The harness design in this article is built for a specific context: multi-vendor (Claude Code + Copilot), polyrepo, regulated or otherwise compliance-sensitive, hybrid cloud. If your situation is materially different, some of it is overhead.

  • Single-cloud, single-IDE shops. If you’re 100% VS Code on Azure, the dual-vendor harness is overhead. Pick one vendor and reinvest the saved effort into deeper skills and MCP coverage.
  • If gh-aw reaches GA with a multi-tenant MCP gateway and solid cross-repo orchestration, shift more autonomous repo work from Claude hooks to Agentic Workflows. The hooks-vs-workflows boundary will move.
  • If Microsoft ships a first-party managed-settings equivalent for Copilot agent hooks, simplify the policy layer accordingly.
  • If you go fully air-gapped or sovereign, drop the direct Anthropic API, front Bedrock via PrivateLink or a self-hosted Anthropic-compatible proxy through an LLM gateway, and accept losing some launch-day features.

The blueprint is a starting point, not a specification. The right thing to do is understand why each decision was made and adjust it to your actual constraints.

Q7.3 — How should I treat the sources behind this?

With appropriate skepticism by category.

Vendor documentation (Anthropic, GitHub)

Authoritative for how features work but moves fast — re-verify before relying on a specific flag or behavior. What was in preview when this was written may be GA now, or may have changed.

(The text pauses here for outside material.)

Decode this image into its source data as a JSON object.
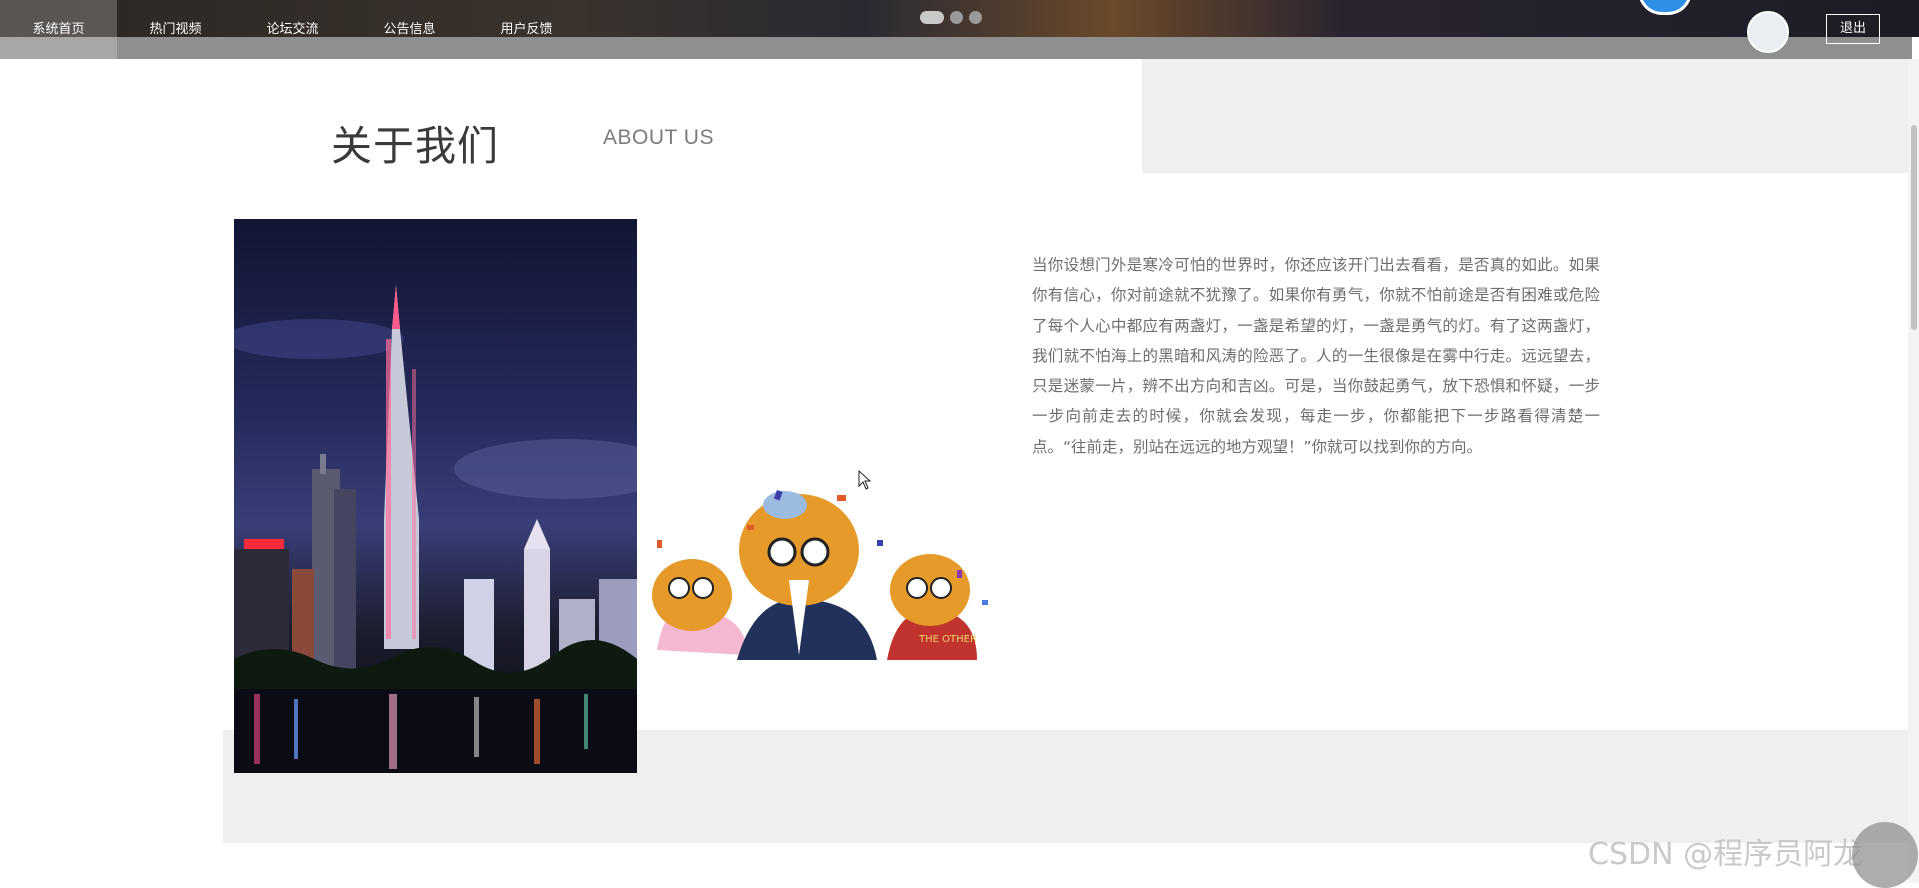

Vendor announcements like Q2 Holdings’ “Q2 Code”

Confirm a pattern is viable but are not independent retrospectives with measured outcomes. They tell you the approach works; they don't tell you how hard it was or what broke.

The ETH Zurich paper (arXiv:2602.11988)

The strongest empirical source in this field and is worth weighting heavily on the “keep context lean” point. It’s the only piece of evidence here with a controlled methodology.

Practitioner blogs (HumanLayer, Pixelmojo, PubNub, Thoughtworks Radar)

Excellent for pattern synthesis but are not certified guidance — validate anything compliance-affecting with your own legal and security teams and the vendors’ Trust Portal artifacts.

And one structural reminder: the whole field is moving monthly. Treat this article as a snapshot of the mid-2026 consensus and the harness itself as a living product — because the moment the models or the platforms change, the harness has to change with them. That’s not a caveat. That’s the job.